Rząd, podnosząc wiek emerytalny, zapowiedział stworzenie specjalnego programu ochrony starszych pracowników. Pierwszym krokiem ma być trzykrotne zwiększenie środków na walkę z zagrożeniami w miejscu pracy. Podstawą zmian jest art. 8 ustawy z 11 maja 2012 r. o zmianie ustawy o emeryturach i rentach z Funduszu Ubezpieczeń Społecznych oraz niektórych innych ustaw (Dz.U. z 2012 r., poz 637). Zgodnie z nim wydatki na prewencję wypadkową będą systematycznie rosły od 2013 roku. W przyszłym roku będzie to 0,50 proc. należnych składek na ubezpieczenie wypadkowe przewidziane w planie finansowym Funduszu Ubezpieczeń Wypadkowych (FUW). Natomiast w 2017 roku osiągną jeden procent tej kwoty.

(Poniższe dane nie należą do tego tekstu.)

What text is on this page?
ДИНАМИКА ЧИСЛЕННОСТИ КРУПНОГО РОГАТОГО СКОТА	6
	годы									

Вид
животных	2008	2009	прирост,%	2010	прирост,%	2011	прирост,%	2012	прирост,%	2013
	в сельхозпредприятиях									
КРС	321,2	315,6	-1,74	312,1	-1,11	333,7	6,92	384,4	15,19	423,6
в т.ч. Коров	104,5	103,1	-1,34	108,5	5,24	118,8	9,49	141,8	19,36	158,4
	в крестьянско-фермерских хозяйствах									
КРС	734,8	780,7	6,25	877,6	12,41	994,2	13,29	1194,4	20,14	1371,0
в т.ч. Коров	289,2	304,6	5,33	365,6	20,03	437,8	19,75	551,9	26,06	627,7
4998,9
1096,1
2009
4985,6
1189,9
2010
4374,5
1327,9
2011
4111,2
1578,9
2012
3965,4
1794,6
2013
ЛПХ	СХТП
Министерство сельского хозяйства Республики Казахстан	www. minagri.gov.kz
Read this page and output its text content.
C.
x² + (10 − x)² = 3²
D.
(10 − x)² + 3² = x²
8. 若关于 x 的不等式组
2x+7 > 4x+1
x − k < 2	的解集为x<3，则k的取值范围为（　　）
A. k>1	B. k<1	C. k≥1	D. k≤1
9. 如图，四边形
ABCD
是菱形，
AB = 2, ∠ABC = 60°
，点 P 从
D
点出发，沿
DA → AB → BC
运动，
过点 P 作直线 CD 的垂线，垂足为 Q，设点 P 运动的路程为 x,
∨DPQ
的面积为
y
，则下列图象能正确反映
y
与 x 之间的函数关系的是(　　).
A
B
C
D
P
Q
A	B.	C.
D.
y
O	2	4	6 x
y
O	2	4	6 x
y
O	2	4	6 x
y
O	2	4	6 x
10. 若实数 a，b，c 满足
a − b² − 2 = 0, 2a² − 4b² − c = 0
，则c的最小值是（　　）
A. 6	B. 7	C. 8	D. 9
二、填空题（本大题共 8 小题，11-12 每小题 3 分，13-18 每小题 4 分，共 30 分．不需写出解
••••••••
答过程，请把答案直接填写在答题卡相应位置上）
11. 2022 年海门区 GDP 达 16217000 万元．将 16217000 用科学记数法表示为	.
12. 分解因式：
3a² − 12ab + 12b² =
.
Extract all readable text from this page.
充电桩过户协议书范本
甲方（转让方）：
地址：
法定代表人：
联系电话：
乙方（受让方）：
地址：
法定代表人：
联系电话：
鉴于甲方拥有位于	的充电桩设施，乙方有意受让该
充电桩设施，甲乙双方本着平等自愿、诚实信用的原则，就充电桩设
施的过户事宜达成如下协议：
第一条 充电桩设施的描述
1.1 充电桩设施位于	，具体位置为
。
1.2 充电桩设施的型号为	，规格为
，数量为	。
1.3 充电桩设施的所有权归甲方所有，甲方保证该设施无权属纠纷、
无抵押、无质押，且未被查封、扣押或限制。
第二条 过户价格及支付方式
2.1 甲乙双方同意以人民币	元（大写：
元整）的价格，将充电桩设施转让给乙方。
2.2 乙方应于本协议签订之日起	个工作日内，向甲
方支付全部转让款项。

Dotychczas środki z FUW były przeznaczane praktycznie tylko na wypłatę odszkodowań i rent z tytułu wypadków przy pracy i chorób zawodowych.
– Aby w przyszłości pieniądze na prewencję były efektywnie wykorzystane, firmy muszą ustalić sposób ich wydatkowania razem z pracownikami. I należy to robić w dobrze pojętym wspólnym interesie – przekonuje Jeremi Mordasewicz.
Profesor Danuta Koradecka dodaje, że te dodatkowe pieniądze szczególnie są potrzebne małym i średnim zakładom. Te mają problem z zastosowaniem nawet bardzo prostych środków ochronnych.
– Za dodatkowe fundusze będzie można wykonać usługi eksperckie w zakresie poprawy warunków pracy. Będzie można też kupić np. podnośnik do przemieszczania ciężkich przedmiotów, osłonę do emitującego hałas urządzenia lub ekran chroniący pracownika przed promieniowaniem – potwierdza.
Dysponentem pieniędzy z FUW przeznaczonych dla pracodawców będzie ZUS. Firma zainteresowana otrzymaniem takiej pomocy właśnie tam złoży stosowny wniosek. Będzie on rozpatrzony przez specjalną komisję z udziałem ekspertów z zakresu bhp. Realizacja wniosku i wydatkowanie środków ma kontrolowane (czy faktycznie wprowadzenie nowych zabezpieczeń poprawiło warunki pracy).
– O poprawie jednak będzie można mówić dopiero wówczas, gdy pracownicy pytani, czy chcą podwyżki wynagrodzenia, czy też nowe środki ochrony BHP, wybiorą to drugie – podsumowuje Jeremi Mordasewicz.